Múcio também foi ao gabinete do ministro, no STF, fazer o convite ao Dia do Soldado pessoalmente. A empreitada deu certo, já que Rodrigues e Moraes compareceram ao evento.

Generais afirmam, sob reserva, que as ações para distensionar a relação com a PF não têm como objetivo blindar militares investigados pela corporação. A ideia, segundo os relatos, é garantir uma boa relação institucional.

Policiais federais ouvidos pela reportagem afirmam que a intenção das investigações não é mirar militares, mas apurar os ilícitos como um todo e individualizar condutas, independentemente de serem das Forças Armadas ou não. Ainda apontam que as desconfianças de militares com a PF refletem um espírito corporativista de proteção dos fardados.

O clima de tensão entre PF e militares começou ainda na transição, com uma queda de braço sobre quem iria coordenar a segurança do presidente Lula (PT).

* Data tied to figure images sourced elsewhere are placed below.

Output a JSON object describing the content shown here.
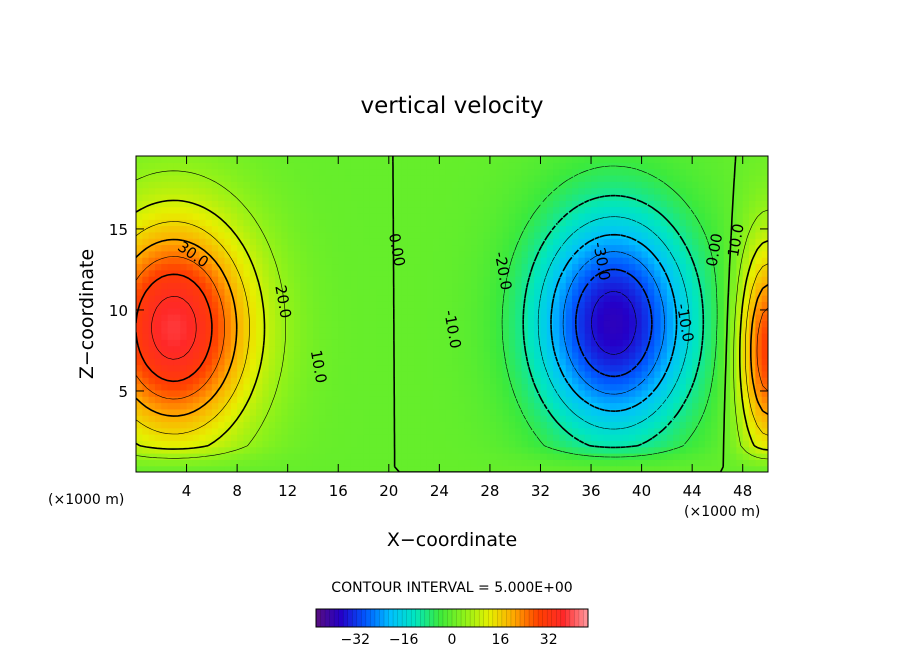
{
  "chart_data": {
    "type": "heatmap",
    "subtype": "filled contour",
    "title": "vertical velocity",
    "xlabel": "X−coordinate",
    "ylabel": "Z−coordinate",
    "x_unit_left": "(×1000 m)",
    "x_unit_right": "(×1000 m)",
    "xlim": [
      0,
      50
    ],
    "ylim": [
      0,
      19.5
    ],
    "x_ticks": [
      4,
      8,
      12,
      16,
      20,
      24,
      28,
      32,
      36,
      40,
      44,
      48
    ],
    "x_tick_labels": [
      "4",
      "8",
      "12",
      "16",
      "20",
      "24",
      "28",
      "32",
      "36",
      "40",
      "44",
      "48"
    ],
    "y_ticks": [
      5,
      10,
      15
    ],
    "y_tick_labels": [
      "5",
      "10",
      "15"
    ],
    "contour_interval_text": "CONTOUR INTERVAL = 5.000E+00",
    "contour_interval": 5,
    "contour_labels": [
      {
        "text": "30.0",
        "x": 4.5,
        "y": 13.4
      },
      {
        "text": "20.0",
        "x": 11.6,
        "y": 10.5
      },
      {
        "text": "10.0",
        "x": 14.4,
        "y": 6.5
      },
      {
        "text": "0.00",
        "x": 20.6,
        "y": 13.7
      },
      {
        "text": "-20.0",
        "x": 29.0,
        "y": 12.4
      },
      {
        "text": "-10.0",
        "x": 25.0,
        "y": 8.8
      },
      {
        "text": "-30.0",
        "x": 36.8,
        "y": 13.0
      },
      {
        "text": "-10.0",
        "x": 43.4,
        "y": 9.2
      },
      {
        "text": "0.00",
        "x": 45.8,
        "y": 13.7
      },
      {
        "text": "10.0",
        "x": 47.5,
        "y": 14.3
      }
    ],
    "field_extrema": [
      {
        "kind": "max",
        "value": 38,
        "x": 3.0,
        "y": 8.9
      },
      {
        "kind": "min",
        "value": -38,
        "x": 37.8,
        "y": 9.2
      },
      {
        "kind": "max",
        "value": 30,
        "x": 50.0,
        "y": 7.6
      }
    ],
    "colorbar": {
      "min": -45,
      "max": 45,
      "ticks": [
        -32,
        -16,
        0,
        16,
        32
      ],
      "tick_labels": [
        "−32",
        "−16",
        "0",
        "16",
        "32"
      ]
    },
    "colormap": [
      "#5a0e7e",
      "#2400c8",
      "#0058ff",
      "#00c0ff",
      "#00e6c0",
      "#3cea3c",
      "#8ef21a",
      "#e6f000",
      "#ffa800",
      "#ff4000",
      "#ff2828",
      "#ff9aa0"
    ],
    "grid": false
  }
}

O diretor-geral da PF, que comandou a proteção do presidente durante a campanha, e o ministro Flávio Dino (Justiça) defendiam que parte dessa atribuição saísse da alçada do GSI, o que aconteceu inicialmente.

Durante seis meses, os policiais ficaram responsáveis pela segurança imediata de Lula, da primeira-dama Rosângela da Silva, a Janja, e do vice-presidente Geraldo Alckmin (PSB).

Em junho, porém, o decreto que criou a secretaria que abrigava esse modelo expirou, a coordenação sobre a proteção presidencial voltou para o GSI e entrou em vigor um modelo híbrido. A PF continua fazendo integralmente a segurança de Janja, e alguns policiais atuam na de Lula.

Mas um decreto que visa regulamentar a atuação da Polícia Federal nesse caso está parado no Ministério da Gestão.

Também no início do ano, PF e Ministério da Defesa divergiram a respeito dos rumos do GSI. Desde os ataques do dia 8 de janeiro, as desconfianças da polícia com o Gabinete de Segurança Institucional aumentaram. Integrantes da cúpula da corporação desconfiam que integrantes do órgão tenham facilitado ou sido omissos com as invasões ao Palácio do Planalto.

Além disso, sempre atribuíram aos militares parte da culpa pela organização dos atos pela avaliação de que eles foram gestados nos acampamentos de apoiadores de Jair Bolsonaro em frente aos quartéis-generais.

Dino chegou a chamar os acampamentos de “incubadoras” de terroristas, antes do 8 de janeiro. Justiça e PF atuaram para desarmar esses locais, mas os militares não deixavam.

Nesse contexto, integrantes da polícia defendiam que o GSI fosse comandado por um civil, não por um militar. O ministro da Defesa, por outro lado, atuou junto a Lula para que ele mantivesse a tradição de deixar um militar à frente do órgão.